Labé – La ville et ses environs se réveillent ce mercredi avec une plaie béante dans leurs artères routières. La Route Nationale n°5, axe vital reliant Labé au reste du pays, est brusquement interrompue à Leydeppol, après l’effondrement d’un pont emporté par les pluies diluviennes du mardi 2 septembre.
Sur les lieux, le décor est celui d’un chantier désolé : un tablier effondré, des blocs de béton fracassés, et une circulation complètement à l’arrêt. Des véhicules contraints de rebrousser chemin, des passagers bloqués dans l’attente d’une issue, des commerçants désespérés de voir leurs cargaisons immobilisées.
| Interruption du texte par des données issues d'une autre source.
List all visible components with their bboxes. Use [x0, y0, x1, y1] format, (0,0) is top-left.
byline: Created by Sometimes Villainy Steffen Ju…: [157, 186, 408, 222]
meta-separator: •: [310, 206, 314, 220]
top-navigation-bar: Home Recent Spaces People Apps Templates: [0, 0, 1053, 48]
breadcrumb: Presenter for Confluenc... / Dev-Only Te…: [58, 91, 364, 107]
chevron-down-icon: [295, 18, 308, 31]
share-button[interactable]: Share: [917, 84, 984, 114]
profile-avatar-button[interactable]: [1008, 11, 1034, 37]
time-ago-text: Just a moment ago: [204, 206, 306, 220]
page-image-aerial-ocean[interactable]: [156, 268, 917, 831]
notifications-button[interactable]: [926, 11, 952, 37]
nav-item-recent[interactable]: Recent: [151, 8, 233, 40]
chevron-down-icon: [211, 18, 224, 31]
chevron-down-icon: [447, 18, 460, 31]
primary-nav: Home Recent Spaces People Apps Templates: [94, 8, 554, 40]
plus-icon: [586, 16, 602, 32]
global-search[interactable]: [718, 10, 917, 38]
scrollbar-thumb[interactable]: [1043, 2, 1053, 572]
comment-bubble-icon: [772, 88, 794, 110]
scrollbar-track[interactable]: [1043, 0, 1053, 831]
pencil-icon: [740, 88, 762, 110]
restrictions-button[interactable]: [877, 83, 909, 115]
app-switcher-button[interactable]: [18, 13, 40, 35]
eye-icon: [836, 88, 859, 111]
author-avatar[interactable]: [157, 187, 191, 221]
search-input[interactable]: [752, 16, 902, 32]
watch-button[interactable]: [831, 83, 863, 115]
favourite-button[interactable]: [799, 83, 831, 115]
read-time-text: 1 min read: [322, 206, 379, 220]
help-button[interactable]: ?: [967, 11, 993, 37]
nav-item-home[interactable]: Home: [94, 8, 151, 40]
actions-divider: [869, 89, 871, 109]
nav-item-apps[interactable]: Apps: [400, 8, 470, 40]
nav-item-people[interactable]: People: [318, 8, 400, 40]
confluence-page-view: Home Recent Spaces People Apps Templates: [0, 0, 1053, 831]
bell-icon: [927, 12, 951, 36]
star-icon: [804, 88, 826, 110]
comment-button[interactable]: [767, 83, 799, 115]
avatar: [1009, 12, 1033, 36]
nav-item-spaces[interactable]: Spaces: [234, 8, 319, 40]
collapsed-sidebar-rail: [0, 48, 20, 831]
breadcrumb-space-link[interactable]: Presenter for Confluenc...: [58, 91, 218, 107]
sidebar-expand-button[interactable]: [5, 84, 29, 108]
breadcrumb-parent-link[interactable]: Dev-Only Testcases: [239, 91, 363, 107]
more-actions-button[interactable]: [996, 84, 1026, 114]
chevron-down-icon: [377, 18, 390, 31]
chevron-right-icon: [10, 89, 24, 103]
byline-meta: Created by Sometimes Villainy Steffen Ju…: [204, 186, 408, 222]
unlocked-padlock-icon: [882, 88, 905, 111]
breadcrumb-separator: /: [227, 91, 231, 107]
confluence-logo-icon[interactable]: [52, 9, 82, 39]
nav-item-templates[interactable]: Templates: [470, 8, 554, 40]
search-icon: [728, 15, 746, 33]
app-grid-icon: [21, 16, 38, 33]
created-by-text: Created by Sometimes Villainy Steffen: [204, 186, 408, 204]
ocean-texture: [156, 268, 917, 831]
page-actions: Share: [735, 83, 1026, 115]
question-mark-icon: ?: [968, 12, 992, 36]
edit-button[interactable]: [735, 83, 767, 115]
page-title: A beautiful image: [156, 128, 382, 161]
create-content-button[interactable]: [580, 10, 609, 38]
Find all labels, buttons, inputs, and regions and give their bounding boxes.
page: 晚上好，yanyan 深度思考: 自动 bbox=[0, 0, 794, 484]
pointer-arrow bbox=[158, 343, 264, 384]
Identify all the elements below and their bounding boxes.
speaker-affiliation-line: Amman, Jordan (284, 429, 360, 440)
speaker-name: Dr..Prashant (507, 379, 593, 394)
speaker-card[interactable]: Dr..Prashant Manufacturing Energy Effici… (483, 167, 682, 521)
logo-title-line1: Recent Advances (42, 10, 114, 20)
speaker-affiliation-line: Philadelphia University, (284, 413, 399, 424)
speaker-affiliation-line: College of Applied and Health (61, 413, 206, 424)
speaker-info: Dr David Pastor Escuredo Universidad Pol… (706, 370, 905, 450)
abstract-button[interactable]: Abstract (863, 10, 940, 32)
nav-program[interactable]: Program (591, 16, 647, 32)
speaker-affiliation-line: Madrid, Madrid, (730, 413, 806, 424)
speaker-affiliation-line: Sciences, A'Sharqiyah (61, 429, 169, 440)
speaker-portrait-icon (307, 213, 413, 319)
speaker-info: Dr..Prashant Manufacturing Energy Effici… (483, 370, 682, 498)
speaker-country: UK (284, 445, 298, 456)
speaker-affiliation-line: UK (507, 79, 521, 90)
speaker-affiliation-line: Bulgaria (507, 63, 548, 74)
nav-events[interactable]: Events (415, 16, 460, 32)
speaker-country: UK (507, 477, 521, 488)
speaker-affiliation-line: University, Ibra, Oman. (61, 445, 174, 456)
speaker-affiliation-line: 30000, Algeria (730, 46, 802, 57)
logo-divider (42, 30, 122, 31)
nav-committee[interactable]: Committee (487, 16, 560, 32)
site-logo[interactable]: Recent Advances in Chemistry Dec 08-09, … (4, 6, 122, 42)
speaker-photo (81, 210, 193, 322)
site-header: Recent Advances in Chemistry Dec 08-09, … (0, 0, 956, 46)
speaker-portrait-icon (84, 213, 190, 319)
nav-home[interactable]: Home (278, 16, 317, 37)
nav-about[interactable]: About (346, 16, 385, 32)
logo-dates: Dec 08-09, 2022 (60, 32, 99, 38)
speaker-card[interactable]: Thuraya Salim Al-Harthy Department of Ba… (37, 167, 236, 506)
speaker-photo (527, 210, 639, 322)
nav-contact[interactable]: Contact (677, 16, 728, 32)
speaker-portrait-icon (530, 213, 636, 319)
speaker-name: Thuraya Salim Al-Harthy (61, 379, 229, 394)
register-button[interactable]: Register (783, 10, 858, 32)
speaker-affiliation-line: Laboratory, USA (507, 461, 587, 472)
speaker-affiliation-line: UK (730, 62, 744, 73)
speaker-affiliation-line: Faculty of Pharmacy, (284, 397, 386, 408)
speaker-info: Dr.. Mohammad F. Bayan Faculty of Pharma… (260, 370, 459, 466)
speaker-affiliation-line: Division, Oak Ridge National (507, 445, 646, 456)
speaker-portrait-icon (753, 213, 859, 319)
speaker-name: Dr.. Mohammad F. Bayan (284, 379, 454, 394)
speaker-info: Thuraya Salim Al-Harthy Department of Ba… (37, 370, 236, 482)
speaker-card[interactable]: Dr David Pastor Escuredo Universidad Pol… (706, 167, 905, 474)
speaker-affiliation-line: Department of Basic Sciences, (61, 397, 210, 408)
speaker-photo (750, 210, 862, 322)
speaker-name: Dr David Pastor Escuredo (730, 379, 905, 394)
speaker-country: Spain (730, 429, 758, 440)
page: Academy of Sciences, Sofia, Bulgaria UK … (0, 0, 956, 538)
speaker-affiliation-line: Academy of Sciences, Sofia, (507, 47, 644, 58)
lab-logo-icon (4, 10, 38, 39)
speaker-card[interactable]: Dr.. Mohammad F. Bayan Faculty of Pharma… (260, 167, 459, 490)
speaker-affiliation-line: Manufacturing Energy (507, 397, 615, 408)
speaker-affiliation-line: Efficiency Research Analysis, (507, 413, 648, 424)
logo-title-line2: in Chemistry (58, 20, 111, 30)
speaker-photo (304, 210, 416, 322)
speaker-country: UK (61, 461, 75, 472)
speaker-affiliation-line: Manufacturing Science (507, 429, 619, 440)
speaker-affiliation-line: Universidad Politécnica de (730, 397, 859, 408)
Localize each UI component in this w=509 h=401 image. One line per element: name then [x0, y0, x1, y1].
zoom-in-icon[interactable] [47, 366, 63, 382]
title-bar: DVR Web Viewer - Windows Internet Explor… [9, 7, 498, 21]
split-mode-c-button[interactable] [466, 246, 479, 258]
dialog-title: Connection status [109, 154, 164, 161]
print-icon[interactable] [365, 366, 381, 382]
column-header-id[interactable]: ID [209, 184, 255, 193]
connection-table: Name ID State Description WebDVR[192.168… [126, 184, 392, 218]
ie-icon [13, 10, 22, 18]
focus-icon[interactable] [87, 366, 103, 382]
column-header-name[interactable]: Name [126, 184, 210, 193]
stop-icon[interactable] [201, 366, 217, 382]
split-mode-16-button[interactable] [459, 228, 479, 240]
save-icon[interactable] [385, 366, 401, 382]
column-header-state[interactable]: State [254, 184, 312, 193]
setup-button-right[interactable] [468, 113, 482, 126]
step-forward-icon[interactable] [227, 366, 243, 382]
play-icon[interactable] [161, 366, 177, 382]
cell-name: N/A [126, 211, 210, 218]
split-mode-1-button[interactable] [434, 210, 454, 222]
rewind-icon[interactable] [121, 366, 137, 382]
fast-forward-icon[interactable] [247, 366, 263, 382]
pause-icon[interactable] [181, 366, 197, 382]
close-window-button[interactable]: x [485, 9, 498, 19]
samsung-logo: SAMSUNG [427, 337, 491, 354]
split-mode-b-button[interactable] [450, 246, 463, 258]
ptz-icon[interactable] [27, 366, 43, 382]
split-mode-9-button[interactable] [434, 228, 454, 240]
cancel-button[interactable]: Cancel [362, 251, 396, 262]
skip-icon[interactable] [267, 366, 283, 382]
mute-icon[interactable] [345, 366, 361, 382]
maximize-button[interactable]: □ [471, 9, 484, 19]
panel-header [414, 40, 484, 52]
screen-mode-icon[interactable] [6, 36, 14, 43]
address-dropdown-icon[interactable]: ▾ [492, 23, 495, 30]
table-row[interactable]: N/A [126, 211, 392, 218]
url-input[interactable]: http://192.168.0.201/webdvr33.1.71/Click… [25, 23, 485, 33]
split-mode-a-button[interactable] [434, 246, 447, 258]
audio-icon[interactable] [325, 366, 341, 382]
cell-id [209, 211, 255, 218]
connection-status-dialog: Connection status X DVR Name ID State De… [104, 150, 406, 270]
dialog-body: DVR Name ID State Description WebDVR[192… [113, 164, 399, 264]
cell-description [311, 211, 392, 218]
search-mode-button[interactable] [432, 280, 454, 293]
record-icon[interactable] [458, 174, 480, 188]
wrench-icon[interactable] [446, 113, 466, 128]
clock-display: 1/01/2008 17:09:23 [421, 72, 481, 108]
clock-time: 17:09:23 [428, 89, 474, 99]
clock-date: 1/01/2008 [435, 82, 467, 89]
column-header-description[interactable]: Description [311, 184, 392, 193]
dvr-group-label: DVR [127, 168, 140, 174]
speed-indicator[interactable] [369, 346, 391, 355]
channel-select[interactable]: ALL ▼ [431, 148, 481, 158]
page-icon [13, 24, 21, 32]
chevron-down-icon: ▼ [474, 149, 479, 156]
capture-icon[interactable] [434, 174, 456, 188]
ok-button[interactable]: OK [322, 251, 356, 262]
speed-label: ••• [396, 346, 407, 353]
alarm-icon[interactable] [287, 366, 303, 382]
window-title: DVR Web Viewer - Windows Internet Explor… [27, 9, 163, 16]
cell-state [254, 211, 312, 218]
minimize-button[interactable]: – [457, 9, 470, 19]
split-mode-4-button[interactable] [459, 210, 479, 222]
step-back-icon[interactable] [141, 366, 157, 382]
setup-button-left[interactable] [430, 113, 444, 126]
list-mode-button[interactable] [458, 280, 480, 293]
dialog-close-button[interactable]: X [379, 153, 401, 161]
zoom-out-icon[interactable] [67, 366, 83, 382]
Le pont, jusque-là discret mais essentiel, incarnait la fluidité des échanges commerciaux et sociaux de toute la Moyenne-Guinée. Sa disparition soudaine est un coup dur pour les habitants.
Le ministère des Infrastructures et des Travaux publics, alerté dès les premières heures, tente de rassurer. « Des équipes techniques sont déjà à pied d’œuvre pour mettre en place une déviation provisoire et rétablir la circulation dans les plus brefs délais », indique un communiqué officiel. L’Agence des routes (AGEROUTE), elle, en appelle au civisme et à la patience des usagers, le temps que les travaux d’urgence soient finalisés.
Mais au-delà de l’urgence immédiate, l’incident soulève une fois encore la question de la vétusté des infrastructures routières guinéennes. Les fortes pluies, devenues récurrentes et de plus en plus violentes, mettent à nu la fragilité des ouvrages. Chaque saison des pluies apporte son lot d’effondrements, de routes coupées et de ponts emportés. À Labé comme ailleurs, les populations se sentent prises en otage par des infrastructures qui cèdent face aux intempéries.
En attendant une solution définitive, c’est toute une région qui s’organise tant bien que mal. Certains parlent déjà de pistes alternatives, d’autres craignent une flambée des prix des denrées à cause des difficultés d’approvisionnement. Sur les marchés de Labé, l’inquiétude est palpable : si la coupure perdure, l’économie locale risque d’en payer le prix.
L’effondrement du pont de Leydeppol n’est donc pas un simple accident de génie civil. C’est un signal d’alarme qui rappelle l’urgence d’investir durablement dans des infrastructures capables de résister aux chocs climatiques. Car chaque rupture de route n’est pas seulement un retard de voyage : c’est un pan entier de la vie économique et sociale qui se retrouve suspendu.